![[Linked Image from i.imgur.com]](https://i.imgur.com/nXH6vZm.jpg)
Look on the chart where studies have proven that CO2 levels are today.
Jimmy, look at your own graph, which goes back 600,000 years. I can clearly see several times where temperatures were falling, but atmospheric CO2 levels were still elevated.
If CO2 drives global temperatures, then the temperatures should have still remained high, or been rising during those times.
We also see several periods in the past where global temperatures were higher than they are now. Yet you and the Nutty Professor keep saying that 2023 was the hottest year in history. We had a day last week when our temperature got up to almost 63 degrees. I wondered if that was a record, so I looked at the Historical Data on the National Weather Service website. The record for that date was 70 degrees... in 1937.
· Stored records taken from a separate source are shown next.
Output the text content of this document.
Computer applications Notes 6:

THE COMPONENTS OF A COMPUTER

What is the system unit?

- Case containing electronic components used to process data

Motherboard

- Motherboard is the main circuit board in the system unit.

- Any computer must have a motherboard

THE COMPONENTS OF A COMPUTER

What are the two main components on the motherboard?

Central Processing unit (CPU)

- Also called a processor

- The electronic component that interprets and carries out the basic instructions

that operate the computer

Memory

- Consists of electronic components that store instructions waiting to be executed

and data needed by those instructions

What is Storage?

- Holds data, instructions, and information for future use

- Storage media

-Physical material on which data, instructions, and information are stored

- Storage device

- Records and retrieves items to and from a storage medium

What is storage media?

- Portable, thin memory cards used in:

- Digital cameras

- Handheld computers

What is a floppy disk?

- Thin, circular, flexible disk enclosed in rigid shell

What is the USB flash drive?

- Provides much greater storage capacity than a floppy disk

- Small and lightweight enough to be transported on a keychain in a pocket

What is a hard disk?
Then look at the extreme right side of your precious Al Gore graph, to more recent times up to the present. Al's graph clearly shows present day CO2 levels higher than at any time in the last 600,000 years, yet we see several periods where the temperatures were significantly higher than the present. How can this be?
It looks like you went out of your way to post a graph that proves you and Al Gore are wrong about the direct correlation between elevated CO2 levels and high temperatures. Why did you wish to prove that you are wrong?
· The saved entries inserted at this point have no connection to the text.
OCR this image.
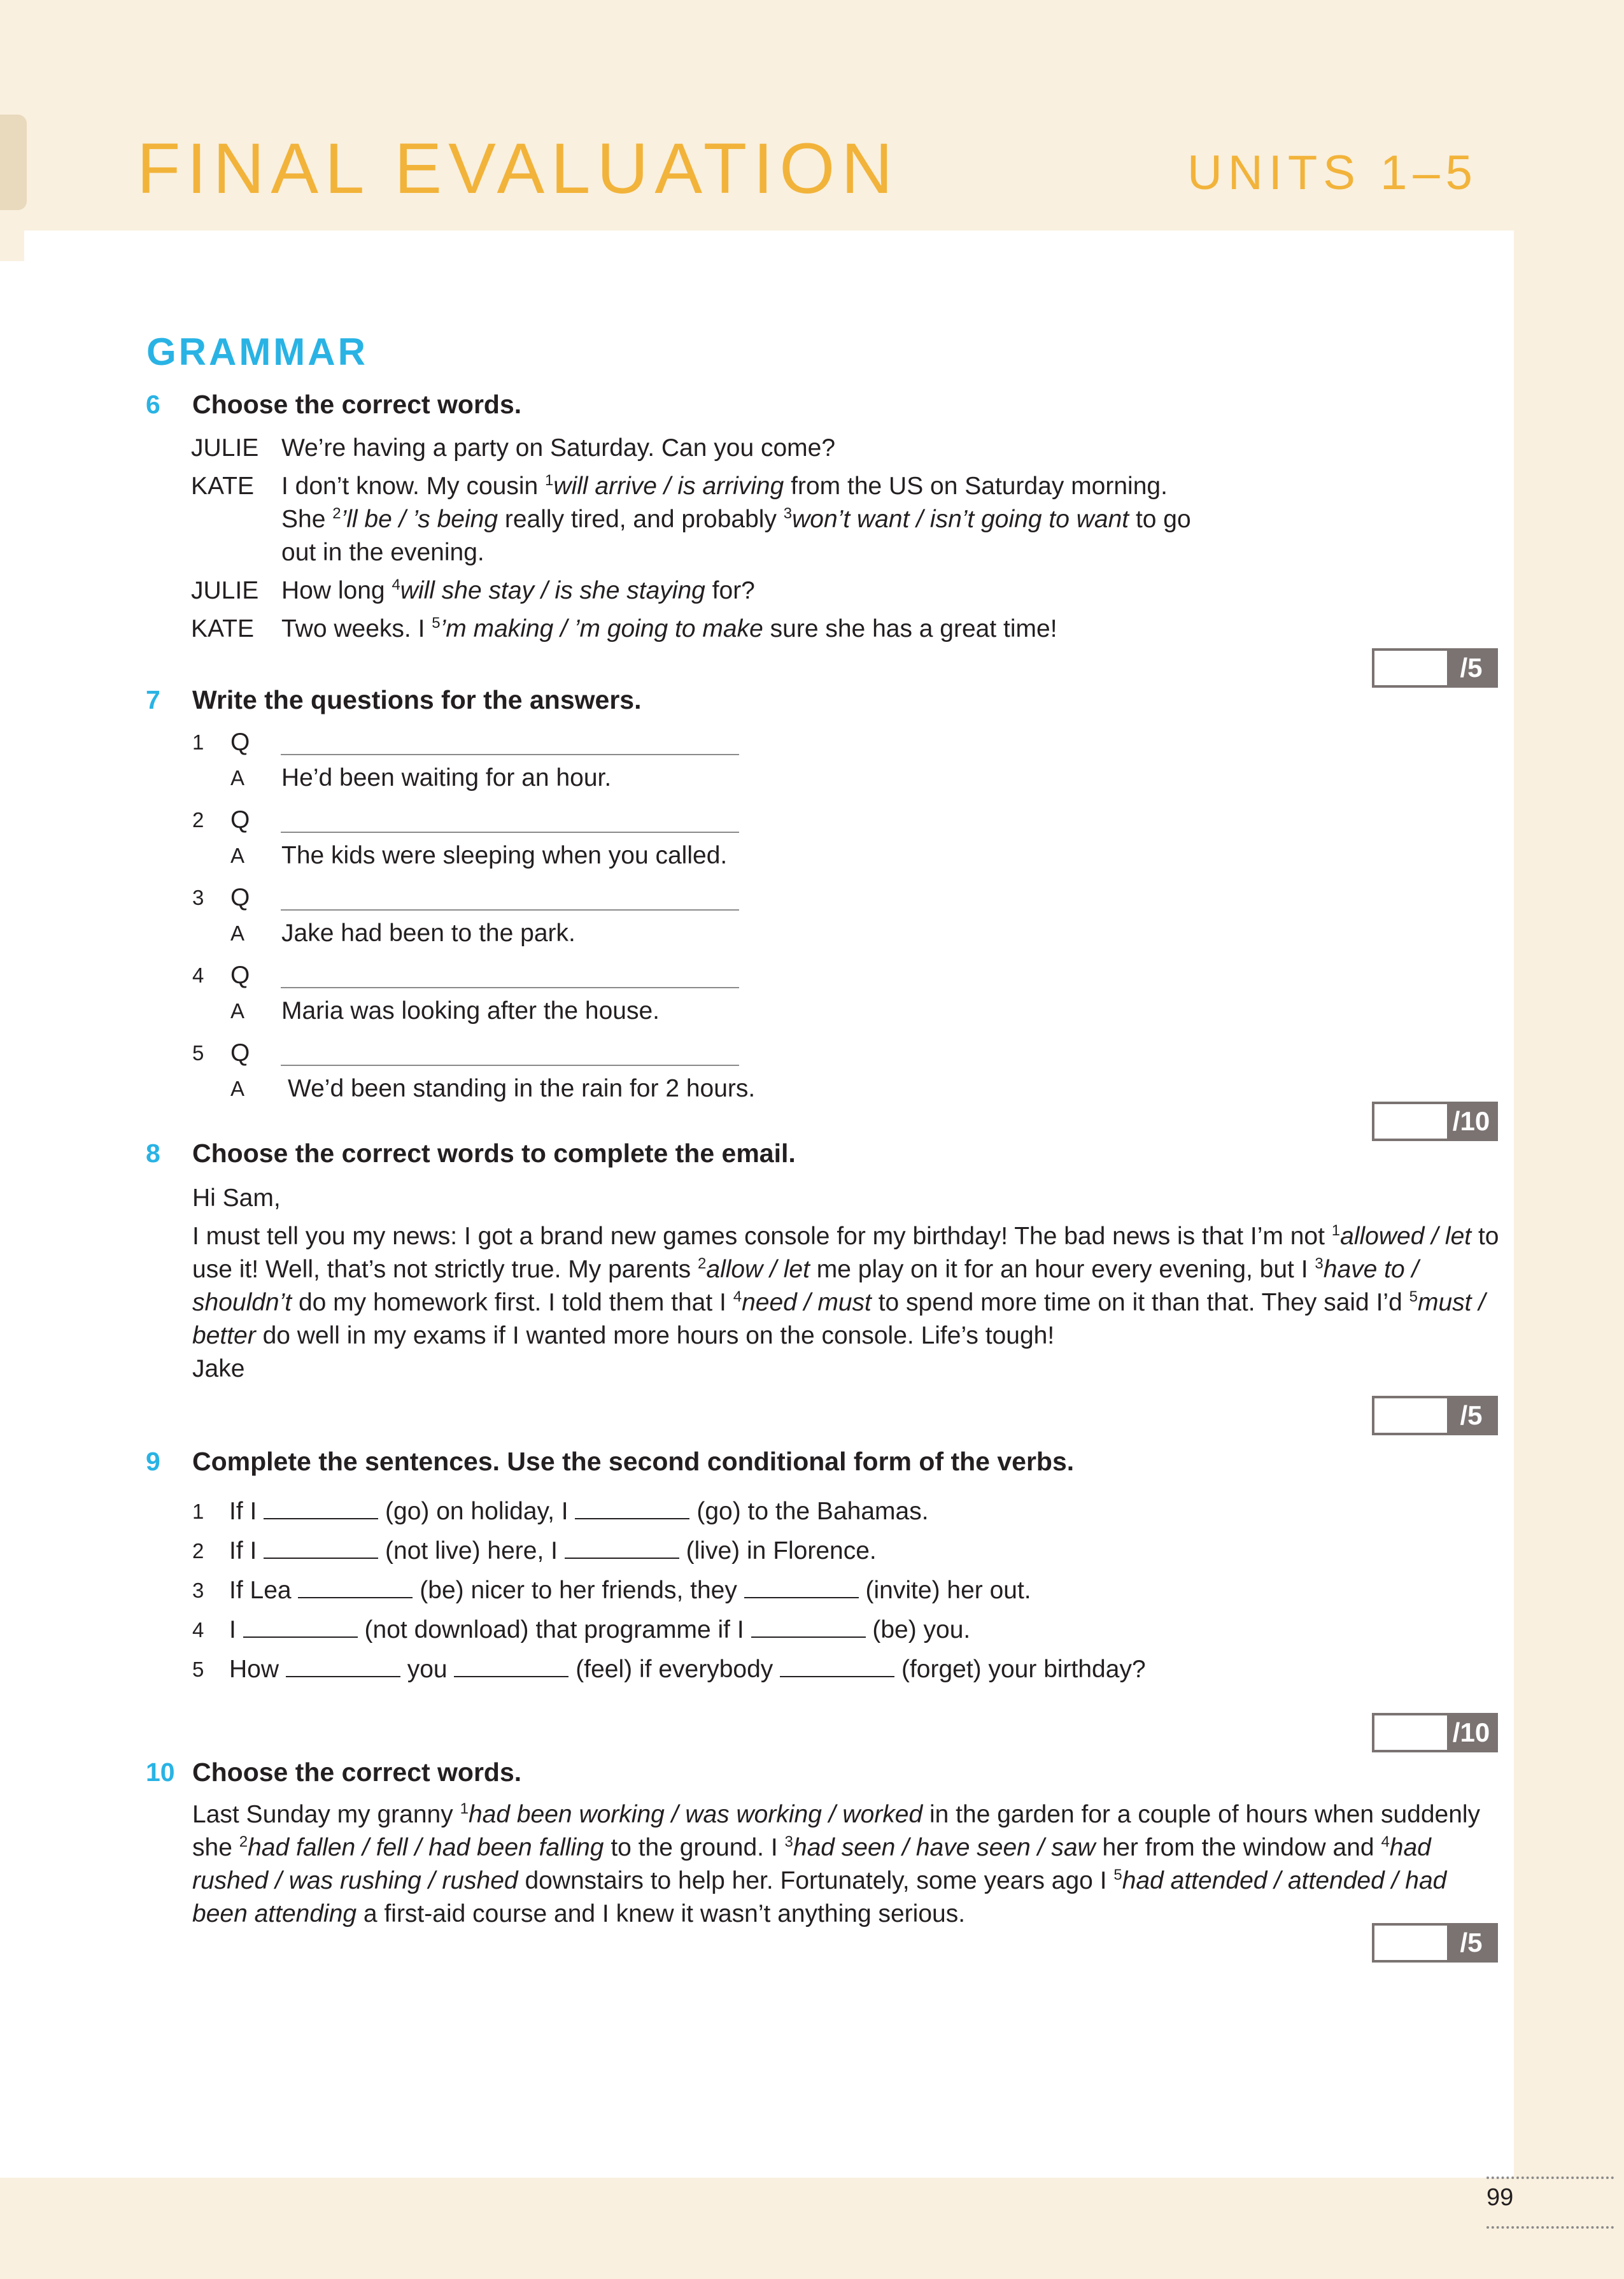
FINAL EVALUATION	UNITS 1–5
GRAMMAR
6 Choose the correct words.
JULIE We’re having a party on Saturday. Can you come?
KATE I don’t know. My cousin $^1$will arrive / is arriving from the US on Saturday morning.
She $^2$’ll be / ’s being really tired, and probably $^3$won’t want / isn’t going to want to go
out in the evening.
JULIE How long $^4$will she stay / is she staying for?
KATE Two weeks. I $^5$’m making / ’m going to make sure she has a great time!
/5
7 Write the questions for the answers.
1 Q
A He’d been waiting for an hour.
2 Q
A The kids were sleeping when you called.
3 Q
A Jake had been to the park.
4 Q
A Maria was looking after the house.
5 Q
A We’d been standing in the rain for 2 hours.
/10
8 Choose the correct words to complete the email.
Hi Sam,
I must tell you my news: I got a brand new games console for my birthday! The bad news is that I’m not $^1$allowed / let to use it! Well, that’s not strictly true. My parents $^2$allow / let me play on it for an hour every evening, but I $^3$have to / shouldn’t do my homework first. I told them that I $^4$need / must to spend more time on it than that. They said I’d $^5$must / better do well in my exams if I wanted more hours on the console. Life’s tough!
Jake
/5
9 Complete the sentences. Use the second conditional form of the verbs.
1 If I	(go) on holiday, I	(go) to the Bahamas.
2 If I	(not live) here, I	(live) in Florence.
3 If Lea	(be) nicer to her friends, they	(invite) her out.
4 I	(not download) that programme if I	(be) you.
5 How	you	(feel) if everybody	(forget) your birthday?
/10
10 Choose the correct words.
Last Sunday my granny $^1$had been working / was working / worked in the garden for a couple of hours when suddenly she $^2$had fallen / fell / had been falling to the ground. I $^3$had seen / have seen / saw her from the window and $^4$had rushed / was rushing / rushed downstairs to help her. Fortunately, some years ago I $^5$had attended / attended / had been attending a first-aid course and I knew it wasn’t anything serious.
/5
99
They're lying to you Jimmy. And they have you even lying to yourself. You know that, right?
Of course, it helps to remember that climatologists were using data from about 7000 weather stations around the globe in the 1960's, and they are using data from only about 3000 today. Many of the stations they eliminated were in colder regions like Siberia and Mongolia. Gee, I wonder why average global temperatures are rising??? And it's a hoot to see NOAA posting CO2 levels from their station on top of Mauna Loa.
![[Linked Image from i.postimg.cc]](https://i.postimg.cc/5N4XJtbD/Mauna-Loa-2022-eruption.jpg)
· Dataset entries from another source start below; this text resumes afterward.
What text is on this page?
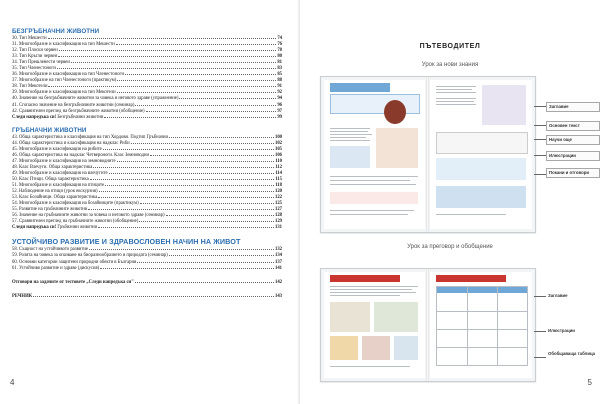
БЕЗГРЪБНАЧНИ ЖИВОТНИ
30. Тип Мешести	74
31. Многообразие и класификация на тип Мешести	76
32. Тип Плоски червеи	78
33. Тип Кръгли червеи	80
34. Тип Прешленести червеи	81
35. Тип Членестоноги	83
36. Многообразие и класификация на тип Членестоноги	85
37. Многообразие на тип Членестоноги (практикум)	88
38. Тип Мекотели	91
39. Многообразие и класификация на тип Мекотели	92
40. Значение на безгръбначните животни за човека и неговото здраве (упражнение)	94
41. Сгопасно значение на безгръбначните животни (семинар)	96
42. Сравнителен преглед на безгръбначните животни (обобщение)	97
Следи напредъка си! Безгръбначни животни	99
ГРЪБНАЧНИ ЖИВОТНИ
43. Обща характеристика и класификация на тип Хордови. Подтип Гръбначни	100
44. Обща характеристика и класификация на надклас Риби	102
45. Многообразие и класификация на рибите	105
46. Обща характеристика на надклас Четвероноги. Клас Земноводни	106
47. Многообразие и класификация на земноводните	110
48. Клас Влечуги. Обща характеристика	112
49. Многообразие и класификация на влечугите	114
50. Клас Птици. Обща характеристика	115
51. Многообразие и класификация на птиците	118
52. Наблюдение на птици (урок екскурзия)	120
53. Клас Бозайници. Обща характеристика	122
54. Многообразие и класификация на бозайниците (практикум)	125
55. Развитие на гръбначните животни	127
56. Значение на гръбначните животни за човека и неговото здраве (семинар)	128
57. Сравнителен преглед на гръбначните животни (обобщение)	129
Следи напредъка си! Гръбначни животни	131
УСТОЙЧИВО РАЗВИТИЕ И ЗДРАВОСЛОВЕН НАЧИН НА ЖИВОТ
58. Същност на устойчивото развитие	132
59. Ролята на човека за опазване на биоразнообразието в природата (семинар)	134
60. Основни категории защитени природни обекти в България	137
61. Устойчиво развитие и здраве (дискусия)	141
Отговори на задачите от тестовете „Следи напредъка си"	142
РЕЧНИК	143
4
ПЪТЕВОДИТЕЛ
Урок за нови знания
Заглавие
Основен текст
Научи още
Илюстрации
Покани и отговори
Урок за преговор и обобщение
Заглавие
Илюстрации
Обобщаваща таблица
5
Jimmy, you do know that Mauna Loa is an active volcano in Hawaii? It frequently vents large quantities of CO2 into the atmosphere. There are presently six active volcanoes in Hawaii. They all vent large amounts of CO2 into the air. NOAA using CO2 data from on top of Mauna Loa is like monitoring water quality in the Great Lakes by taking samples from the intake of a sewage treatment plant. Time to wake up Jimmy.